„Konditionierung einer ganzen Gesellschaft“: der Aufstieg der biometrischen Datentechnologie | Biometrie

ichIn einer Schulkantine in Gateshead scannen Kameras die Gesichter der Kinder und nehmen die Zahlung automatisch entgegen, nachdem sie mit Gesichtserkennung identifiziert wurden. Mehr als 300 Kilometer entfernt im Norden Londons nahmen Mitarbeiter eines Pflegeheims kürzlich an einer Studie teil, bei der Gesichtsdaten verwendet wurden, um ihren Covid-19-Impfstoffstatus zu überprüfen. Und in Convenience Stores im ganzen Land werden die Mitarbeiter durch ein intelligentes CCTV-System, das eine Datenbank mit verdächtigen Personen anzapft, auf potenzielle Ladendiebe aufmerksam gemacht.
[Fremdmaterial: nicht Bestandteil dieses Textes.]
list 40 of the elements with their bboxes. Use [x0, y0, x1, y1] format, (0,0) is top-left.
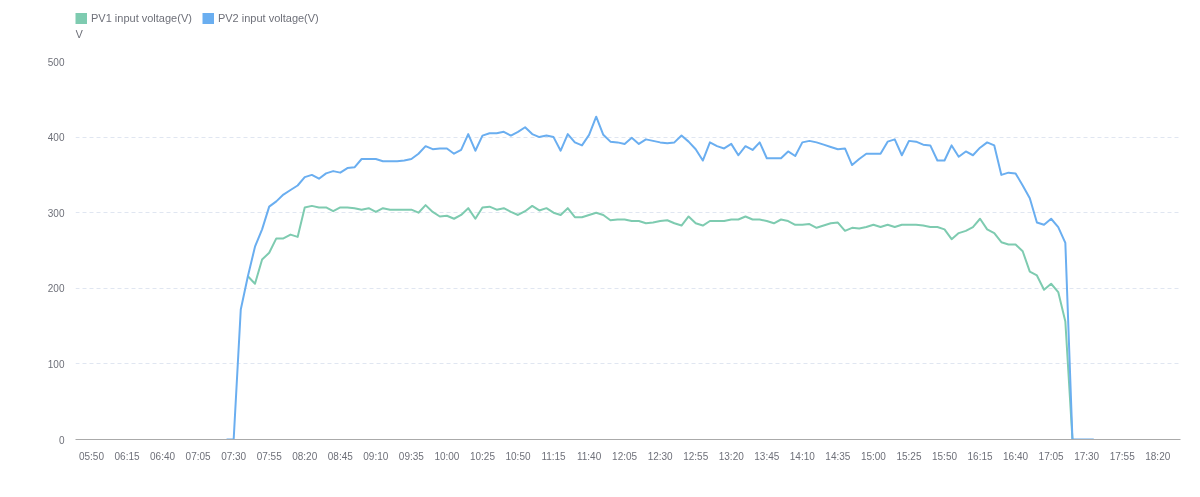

In jedem Fall wurden biometrische Daten genutzt, um Zeit und Geld zu sparen. Aber der zunehmende Einsatz unserer Körper, um Bereiche des öffentlichen und privaten Bereichs zu erschließen, hat Fragen zu allem aufgeworfen, von der Privatsphäre über die Datensicherheit bis hin zu rassistischen Vorurteilen.

CRB Cunninghams, das US-amerikanische Unternehmen, dessen Gesichtserkennungstechnologie in Kantinen eingesetzt wird, hat gesagt, dass seine Systeme die Zahlung beschleunigen und das Risiko einer Ausbreitung von Covid-19 durch Kontakt mit Oberflächen verringern könnten. Das System wurde letztes Jahr erstmals an der Kingsmeadow School in Gateshead getestet und Dutzende von Schulen haben sich angemeldet, um diesem Beispiel zu folgen.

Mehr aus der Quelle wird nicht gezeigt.